Mumps is a contagious disease that occurs most frequently in children and young people between the ages of five and fifteen years of age. Babies are usually immune. Most people have mumps only once their lives, but one person in ten may have a second attack. This disease is caused by a virus which attacks the salivary gland of the mouth, particularly the parotid gland located on each side of the face below and in front of the ear. After a young person is exposed to a case of mumps it takes about two weeks before he comes down with the disease.
Usually there is a pain on chewing and swallowing, often made worse by swallowing acid liquids, such as vinegar and lemon juice. Painful swellings develop at the sides of the face and below the ears. Glands under the chin may also become enlarge and swollen, and there may be a slight fever. The swelling last from two to three days and often generally goes down.
Mumps is usually a mild disease in younger children.
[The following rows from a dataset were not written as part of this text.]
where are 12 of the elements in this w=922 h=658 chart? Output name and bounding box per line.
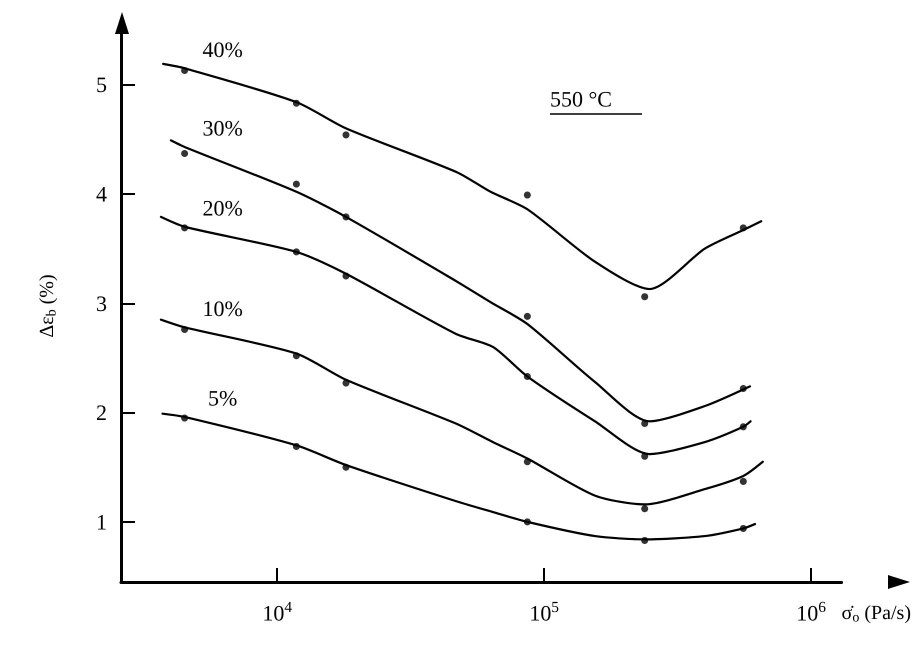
- series-label: 30%: [202, 115, 243, 140]
- y-tick-label: 4: [96, 181, 107, 206]
- series-label: 20%: [202, 195, 243, 220]
- y-tick-label: 1: [96, 509, 107, 534]
- y-tick-label: 2: [96, 400, 107, 426]
- series-label: 10%: [202, 296, 243, 321]
- series-label: 40%: [202, 36, 243, 62]
- annotation: 550 °C: [550, 86, 612, 112]
- y-axis-title: Δεb (%): [36, 274, 60, 338]
- series-label: 5%: [208, 385, 238, 410]
- y-tick-label: 3: [96, 290, 107, 316]
- y-tick-label: 5: [96, 72, 107, 98]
During adolescence it is often more severe. Teen-age boys may also have the disease in the testicle. This is painful and may result in sterility in later life. A far more serious complication occurs when the mumps virus attacks the brain and nervous system, causing menighoencephalitis.
Keep the patient in bed for days until the temperature returns to normal. Local application of heat or an ice bag over the affected area will help to relieve some of the discomfort. Use a good cleansing mouthwash to keep the membranes clean. Be sure the patient has plenty of fluids, and preferaly a soft diet. Soft food eliminate the need for chewing and reduces pain.
When older boys contract mumps they should be given 20 cc. gamma blobulin to protect them against testicular inflammation. Hydrocortisone is also useful in reducing inflammation in the more sever cases. Mumps vaccine may be of some value in protecting men who have not had the disease during childhood, but this is not recommended for general use, for in young children the disease is usually very mild.